With the US Fed leading the way, the Central banks are going to fight this deflationary spiral with all the money they’ve got (fighting insolvency with liquidity – not a smart move), this is going to do real harm to their currencies in the long term.
This is going to be extremely positive for Gold, and although its $100 price swings continue for now- It will be the currency that survives and continues to be a true store of value.
BULLISH BEAR ADVICE:
Focus on Capital Preservation, not Wealth Creation.
Use the wild swings in Gold Prices to buy on declines, the Central Banks and Bailouts will fuel its bull run.
Ignore all analysis / advice / research reports / recommendations of all the wise guys who have appalling track records, and have called one bottom after another for the market. Focus on the guys that have been consistent and right all along, guys like Robert R Prechter Jr., Prof. Nouriel Roubini, Michael Panzner (of Financial Armageddon), Barry Ritholtz of Big Picture, Tim Iacono of ‘The Mess that Greenspan Made blog’ and many others, who were amongst the first to warn us about the current crisis.

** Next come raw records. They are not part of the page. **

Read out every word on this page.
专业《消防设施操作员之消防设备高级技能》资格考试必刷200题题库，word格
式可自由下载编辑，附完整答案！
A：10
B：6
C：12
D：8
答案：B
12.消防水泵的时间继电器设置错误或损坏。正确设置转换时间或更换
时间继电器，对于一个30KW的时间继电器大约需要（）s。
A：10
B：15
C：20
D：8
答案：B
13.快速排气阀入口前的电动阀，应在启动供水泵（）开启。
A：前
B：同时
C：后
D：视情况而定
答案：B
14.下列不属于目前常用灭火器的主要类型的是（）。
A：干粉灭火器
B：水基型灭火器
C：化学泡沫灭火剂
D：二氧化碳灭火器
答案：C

If you are looking to buy into stock markets anywhere----DON’T, but if you must, be aware that the recovery can take a long long long time, and there is more downside to come. Deleveraging, and tight credit affects a wide range of industries, not just the financial sector. The rising cost of working Capital and tight commercial paper markets are going to be the real WMD’s.
The Central Banks may buy all the Toxic Junk they want, but they can’t force the banks to lend.
Over the past month, I have been re-reading a book –
‘Conquer the Crash – by Robert R Prechter Jr.’. When I first read the book in 2004, I found it rather radical, and I wondered whether things could really get that bad.
Well I think it’s worth a read given the times we face today.